We were still at a great height from the surface. But already the roundness was beginning to fade out of the eye's grasp and details were taking on greater importance. The Doctor, after again asking the moth to make the descent as slowly as he could, so that we should have a chance to grow gradually accustomed to the new air, had his telescope out and was very busy pointing to this crater and that mountain and the other plateau as features which were already known to us from the astronomers' moon maps.

From a certain height it was easy to see the night-and-day line, on our side of which the Moon's surface was only dimly lit by the Earth's pale light, and on the other more brilliantly illuminated by the rays of the Sun.

Of course I suppose anyone trying to land on the Moon by mechanical means could quite easily have lost his senses and life itself in the attempt. But with a living airship which could accommodate itself to one's needs we had a tremendous advantage. For example, as we dropped lower and found the air more difficult to deal with, the Doctor again grasped the antennæ communication-cord and asked the moth to hover a few hours while we got accustomed to it. The great insect immediately responded to this demand and hung motionless in mid-air while we prepared ourselves for the final descent.

Captain Dolittle then called the roll of his crew and found that we were all at least alive and kicking—also terribly hungry. Sandwiches and drinks had been put aboard before we left. But these were long since used up. I have never felt so hungry in my life.

Over that last lap of the descent we took a long time. With the communication-cord constantly in his hand, the Doctor approached the Moon at his own pace. The night-and-day line moved of course very rapidly. Moreover, how much of that was confused with our own movement (we did not descend in a straight line by any means) it is hard to say. This accounts largely for the difference of opinion between John Dolittle and myself as to which side of the surface we actually landed on. Close up, the details of all the moon maps no longer meant much, because those details which we had seen through telescopes as mere fractions of an inch were now become mountains and continents.

I suppose the greatest anxiety in the minds of all of us was water. Would we find it on the Moon? Moon creatures might exist without it: but we must perish if it was not there.

Lower and lower in circles slowly we sank. At first prospects looked very blue. The landscape, or moonscape, immediately beneath us was all, it seemed, volcanoes, old craters and new craters—mile upon mile.

But towards that night-and-day line which showed round the globe we turned hopeful eyes.

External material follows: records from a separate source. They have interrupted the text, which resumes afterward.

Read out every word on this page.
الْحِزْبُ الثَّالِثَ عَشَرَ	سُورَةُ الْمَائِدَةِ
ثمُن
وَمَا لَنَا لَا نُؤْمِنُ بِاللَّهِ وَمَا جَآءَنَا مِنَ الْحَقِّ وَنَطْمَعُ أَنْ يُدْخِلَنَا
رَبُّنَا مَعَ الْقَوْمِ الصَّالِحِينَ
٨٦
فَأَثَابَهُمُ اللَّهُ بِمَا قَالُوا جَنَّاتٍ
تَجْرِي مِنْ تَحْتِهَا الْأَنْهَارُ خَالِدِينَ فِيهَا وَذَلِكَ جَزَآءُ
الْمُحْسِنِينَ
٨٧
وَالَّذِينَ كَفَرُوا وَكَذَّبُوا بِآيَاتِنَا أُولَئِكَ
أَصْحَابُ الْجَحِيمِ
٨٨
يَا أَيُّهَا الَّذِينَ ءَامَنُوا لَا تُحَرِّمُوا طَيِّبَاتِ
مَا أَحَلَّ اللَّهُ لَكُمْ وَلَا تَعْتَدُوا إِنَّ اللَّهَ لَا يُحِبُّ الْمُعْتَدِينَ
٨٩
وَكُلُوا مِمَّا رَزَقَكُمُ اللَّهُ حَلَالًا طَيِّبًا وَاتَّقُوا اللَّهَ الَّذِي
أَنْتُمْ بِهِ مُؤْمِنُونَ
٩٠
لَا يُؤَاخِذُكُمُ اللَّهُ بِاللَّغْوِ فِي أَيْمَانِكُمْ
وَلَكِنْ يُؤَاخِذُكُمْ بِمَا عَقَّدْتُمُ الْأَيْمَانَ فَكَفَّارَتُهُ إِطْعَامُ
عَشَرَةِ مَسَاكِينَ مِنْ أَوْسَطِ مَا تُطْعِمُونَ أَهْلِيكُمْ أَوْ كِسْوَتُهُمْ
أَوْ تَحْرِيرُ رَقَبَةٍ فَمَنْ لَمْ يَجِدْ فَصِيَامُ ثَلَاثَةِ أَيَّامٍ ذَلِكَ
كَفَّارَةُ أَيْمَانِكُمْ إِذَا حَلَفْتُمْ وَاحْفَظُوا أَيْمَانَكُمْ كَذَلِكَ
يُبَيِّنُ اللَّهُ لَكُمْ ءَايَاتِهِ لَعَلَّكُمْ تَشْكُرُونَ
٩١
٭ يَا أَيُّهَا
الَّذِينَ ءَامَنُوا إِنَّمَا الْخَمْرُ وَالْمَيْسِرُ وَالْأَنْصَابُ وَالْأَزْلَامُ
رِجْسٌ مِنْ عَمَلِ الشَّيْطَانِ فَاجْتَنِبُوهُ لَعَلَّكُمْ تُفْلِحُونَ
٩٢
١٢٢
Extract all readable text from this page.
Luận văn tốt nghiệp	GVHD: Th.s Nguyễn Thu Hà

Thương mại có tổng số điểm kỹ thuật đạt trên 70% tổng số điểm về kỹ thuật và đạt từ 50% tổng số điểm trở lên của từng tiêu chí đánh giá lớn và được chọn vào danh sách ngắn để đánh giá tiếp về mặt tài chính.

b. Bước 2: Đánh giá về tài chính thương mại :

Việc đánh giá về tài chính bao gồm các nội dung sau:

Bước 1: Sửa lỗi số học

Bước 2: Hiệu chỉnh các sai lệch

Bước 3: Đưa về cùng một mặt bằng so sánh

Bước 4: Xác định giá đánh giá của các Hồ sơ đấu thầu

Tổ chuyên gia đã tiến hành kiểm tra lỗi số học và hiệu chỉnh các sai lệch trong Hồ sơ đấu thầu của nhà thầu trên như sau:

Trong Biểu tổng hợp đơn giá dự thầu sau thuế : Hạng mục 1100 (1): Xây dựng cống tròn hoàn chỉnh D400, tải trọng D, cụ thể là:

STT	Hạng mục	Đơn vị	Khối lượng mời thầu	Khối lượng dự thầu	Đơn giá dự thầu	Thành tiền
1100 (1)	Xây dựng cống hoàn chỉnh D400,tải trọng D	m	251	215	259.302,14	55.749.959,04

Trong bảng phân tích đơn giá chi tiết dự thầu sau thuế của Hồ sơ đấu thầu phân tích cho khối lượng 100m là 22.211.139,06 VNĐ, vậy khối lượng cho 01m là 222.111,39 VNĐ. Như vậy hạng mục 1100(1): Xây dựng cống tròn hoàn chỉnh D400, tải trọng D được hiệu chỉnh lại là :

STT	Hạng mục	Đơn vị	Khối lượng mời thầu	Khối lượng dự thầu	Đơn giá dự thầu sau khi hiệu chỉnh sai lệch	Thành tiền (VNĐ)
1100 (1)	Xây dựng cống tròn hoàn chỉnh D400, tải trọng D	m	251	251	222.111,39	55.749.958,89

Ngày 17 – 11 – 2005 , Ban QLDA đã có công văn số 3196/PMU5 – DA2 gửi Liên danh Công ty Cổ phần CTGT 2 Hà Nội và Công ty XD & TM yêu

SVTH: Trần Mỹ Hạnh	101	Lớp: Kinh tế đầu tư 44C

I have seen the Doctor enthusiastic many times—when for example he discovered something new in any of his unnumbered branches of natural history research. But I never remember his getting so excited as he did when watching that ever-moving day-and-night line on our slow descent, he suddenly grabbed me by the shoulder. Forgetting for the moment how the moon atmosphere carried sound, he nearly deafened me with with—

"Stubbins, look!—A tree! You see that, way over there at the foot of the mountain? I'll swear it's a tree. And if it is, we're all right. It means water, Stubbins, Water! And we can manage to exist here.—Water and Life!"